Реакция верховных властей на попавшие в их поле зрения жалобы была всегда примерно одинаковой: формальная проверка, поиск жалобщика, по мере необходимости — наказание совсем уж распоясавшихся лагерных служащих, причем диапазон наказаний был весьма широк, от двух суток домашнего ареста до трибунала. А вывод по результатам проверки делался «под копирку»: «Сообщение Иванова о том, что уголовные преступники пользуются в лагерях привилегиями со стороны администрации, не соответствует действительности...»
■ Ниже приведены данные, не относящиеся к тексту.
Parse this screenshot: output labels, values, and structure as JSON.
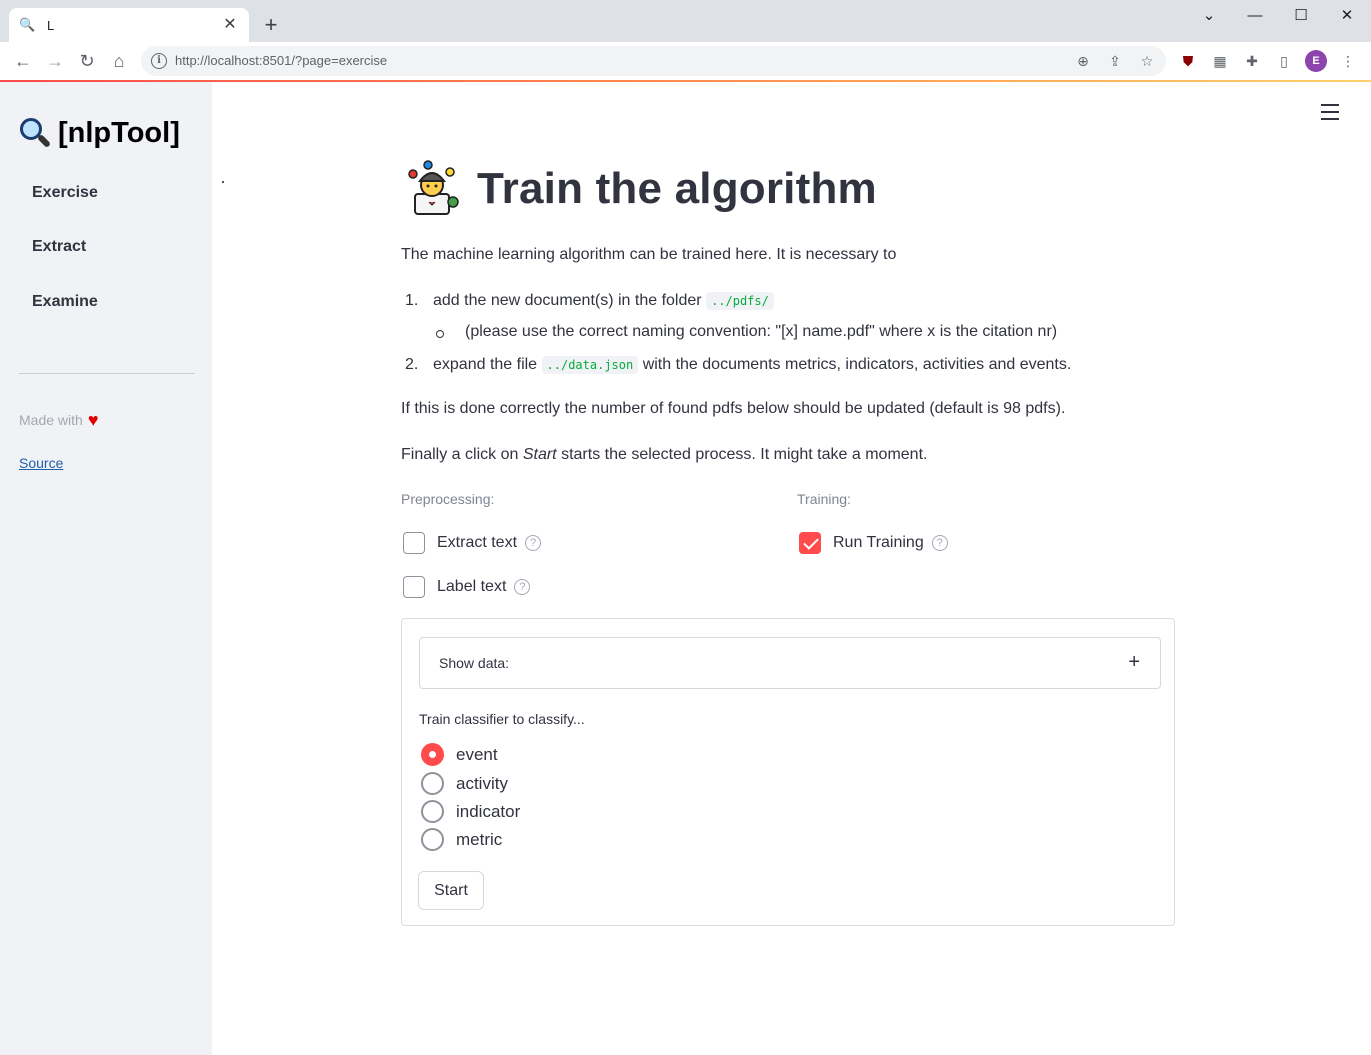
{
  "browser": {
    "tab_title": "L",
    "url": "http://localhost:8501/?page=exercise",
    "profile_initial": "E"
  },
  "sidebar": {
    "brand": "[nlpTool]",
    "items": [
      {
        "label": "Exercise"
      },
      {
        "label": "Extract"
      },
      {
        "label": "Examine"
      }
    ],
    "made_with": "Made with",
    "source_link": "Source"
  },
  "main": {
    "title": "Train the algorithm",
    "intro": "The machine learning algorithm can be trained here. It is necessary to",
    "list": {
      "item1_num": "1.",
      "item1_text": "add the new document(s) in the folder",
      "item1_code": "../pdfs/",
      "item1_sub": "(please use the correct naming convention: \"[x] name.pdf\" where x is the citation nr)",
      "item2_num": "2.",
      "item2_text_a": "expand the file",
      "item2_code": "../data.json",
      "item2_text_b": "with the documents metrics, indicators, activities and events."
    },
    "note": "If this is done correctly the number of found pdfs below should be updated (default is 98 pdfs).",
    "finally_a": "Finally a click on ",
    "finally_em": "Start",
    "finally_b": " starts the selected process. It might take a moment.",
    "preprocessing_label": "Preprocessing:",
    "training_label": "Training:",
    "checkboxes": {
      "extract_text": {
        "label": "Extract text",
        "checked": false
      },
      "label_text": {
        "label": "Label text",
        "checked": false
      },
      "run_training": {
        "label": "Run Training",
        "checked": true
      }
    },
    "form": {
      "expander_label": "Show data:",
      "radio_label": "Train classifier to classify...",
      "options": [
        "event",
        "activity",
        "indicator",
        "metric"
      ],
      "selected": "event",
      "start_button": "Start"
    }
  },
  "colors": {
    "accent": "#ff4b4b",
    "sidebar_bg": "#f0f2f6",
    "text": "#31333f",
    "code_green": "#09ab3b"
  }
}
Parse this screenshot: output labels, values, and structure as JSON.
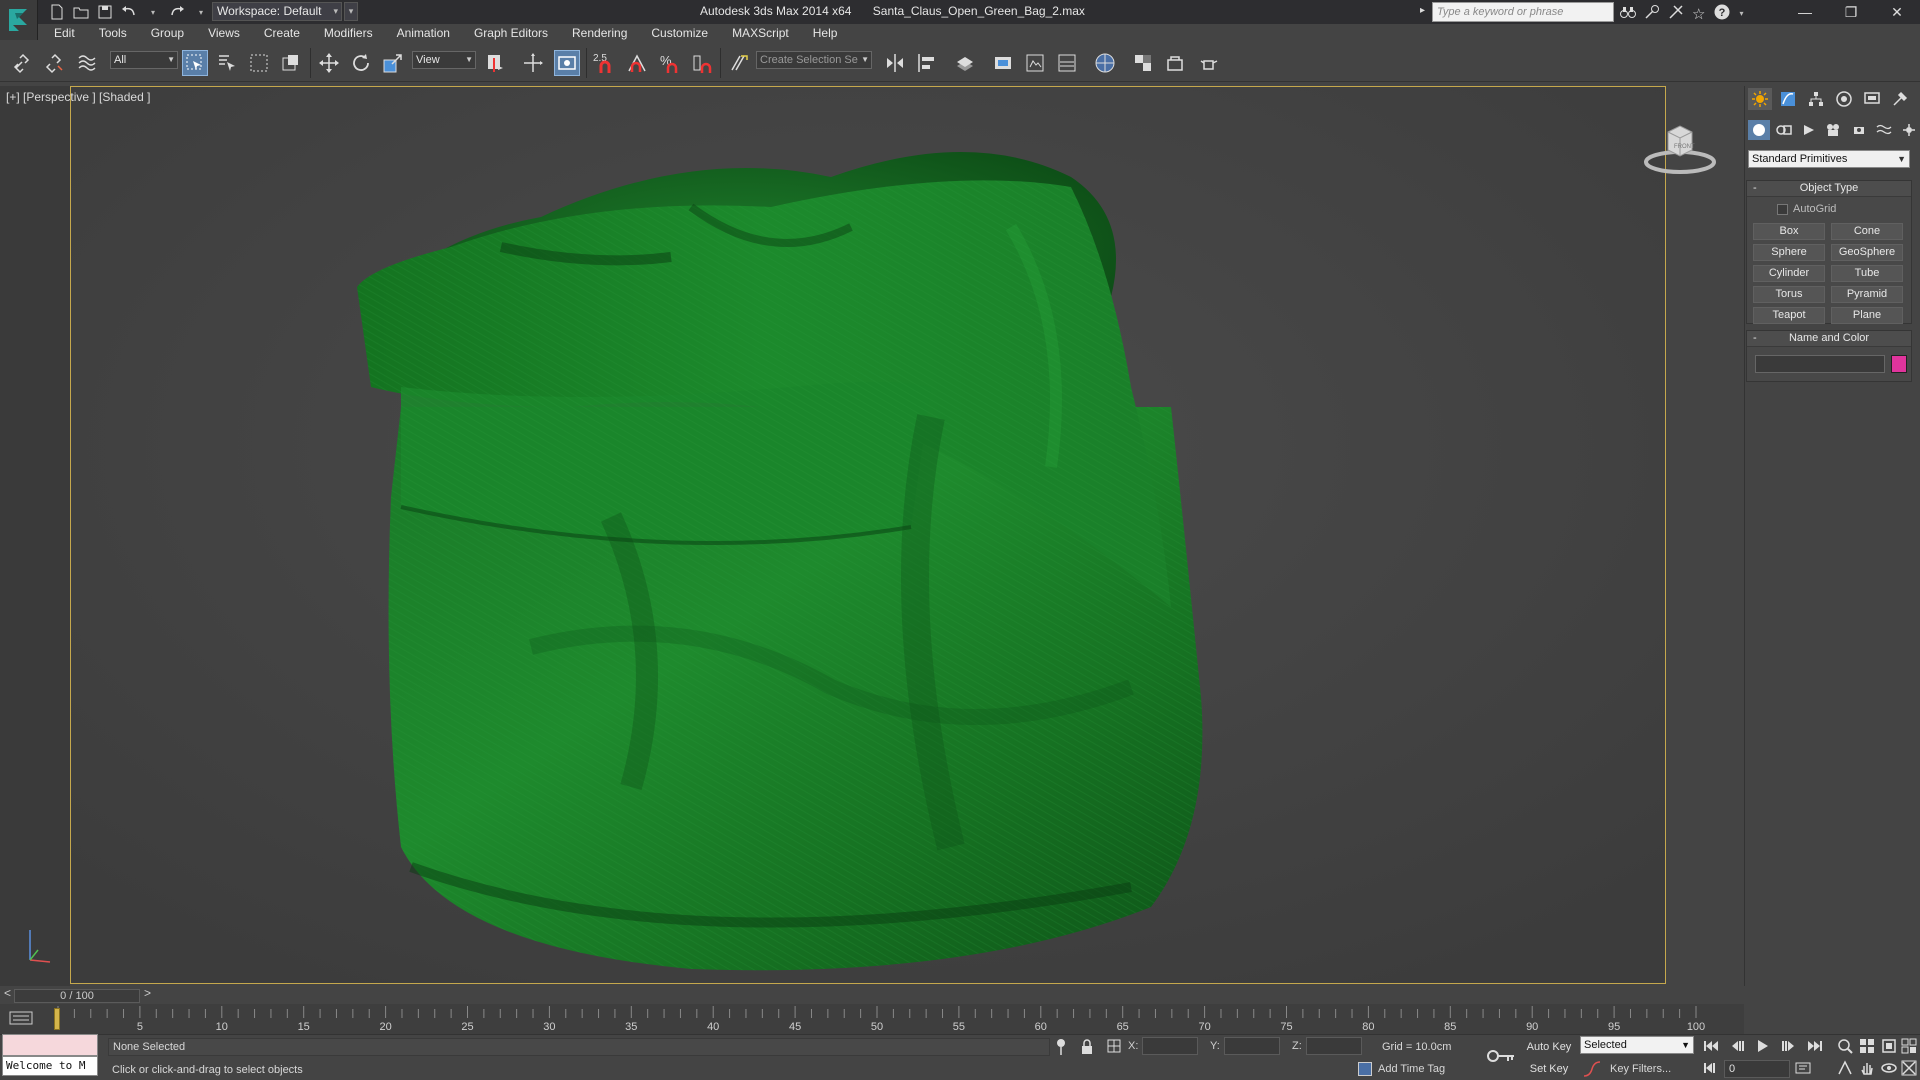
{
  "titlebar": {
    "workspace_label": "Workspace: Default",
    "app_name": "Autodesk 3ds Max  2014 x64",
    "file_name": "Santa_Claus_Open_Green_Bag_2.max",
    "search_placeholder": "Type a keyword or phrase"
  },
  "menu": [
    "Edit",
    "Tools",
    "Group",
    "Views",
    "Create",
    "Modifiers",
    "Animation",
    "Graph Editors",
    "Rendering",
    "Customize",
    "MAXScript",
    "Help"
  ],
  "toolbar": {
    "selection_filter": "All",
    "ref_coord": "View",
    "snap_label": "2.5",
    "named_selection_placeholder": "Create Selection Se"
  },
  "viewport": {
    "label": "[+] [Perspective ] [Shaded ]",
    "viewcube_label": "FRONT",
    "bag_color": "#1f7a2a"
  },
  "command_panel": {
    "category": "Standard Primitives",
    "object_type_title": "Object Type",
    "autogrid_label": "AutoGrid",
    "primitives": [
      "Box",
      "Cone",
      "Sphere",
      "GeoSphere",
      "Cylinder",
      "Tube",
      "Torus",
      "Pyramid",
      "Teapot",
      "Plane"
    ],
    "name_color_title": "Name and Color",
    "object_color": "#e0349c"
  },
  "timeline": {
    "slider_label": "0 / 100",
    "prev": "<",
    "next": ">",
    "ticks": [
      "5",
      "10",
      "15",
      "20",
      "25",
      "30",
      "35",
      "40",
      "45",
      "50",
      "55",
      "60",
      "65",
      "70",
      "75",
      "80",
      "85",
      "90",
      "95",
      "100"
    ]
  },
  "status": {
    "maxscript_welcome": "Welcome to M",
    "selection_status": "None Selected",
    "prompt": "Click or click-and-drag to select objects",
    "x_label": "X:",
    "y_label": "Y:",
    "z_label": "Z:",
    "grid": "Grid = 10.0cm",
    "add_time_tag": "Add Time Tag",
    "auto_key": "Auto Key",
    "set_key": "Set Key",
    "key_mode": "Selected",
    "key_filters": "Key Filters...",
    "current_frame": "0"
  }
}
Хотя на самом деле и на местах, и в «центре» хорошо знали, что представляет собой эта «действительность». Еще в августе 1947 года в докладной записке на имя заместителя начальника ГУЛАГа Трофимова начальник 6-го отдела 1-го управления ГУЛАГа Александров, проанализировав оперативную обстановку в лагерях и колониях, пришел к выводу, что доля «особо опасного элемента» составляла 40 процентов общей численности заключенных (690 495 человек, репрессированных за «контрреволюционные преступления», бандитизм, убийства, разбой, побеги) против 1 074 405 человек, отбывавших срок заключения за «бытовые, должностные и другие маловажные преступления». Однако в качестве главной угрозы Александров назвал не 567 тысяч «особо опасного элемента», а 93 тысячи («громадное количество», по оценке чиновника) осужденных за бандитизм, убийства, разбой и т. п. Именно эта категория заключенных, по мнению Александрова, заслуживала «особого внимания», поскольку «своим поведением и своими действиями они буквально терроризируют остальных заключенных, занимаются избиением, грабежом, азартными играми на продукты и вещи других заключенных, спекулируют этими вещами и совершают издевательские действия по отношению к женщинам и честно отбывающим срок наказания заключенным». В ряде лагерей и колоний бандитизм, как пишет Александров, принял «угрожающие размеры». Спустя несколько месяцев (декабрь 1947 года) 1‑е управление ГУЛАГа в очередной раз констатировало «слабую борьбу с лагерным бандитизмом» и «активизацию уголовно-бандитствующего элемента — нападения бандитов на работников военизированной охраны и надзирательские службы, зверские убийства дневальных и бригадиров, а также поножовщина, грабежи и терроризирование лагерного населения».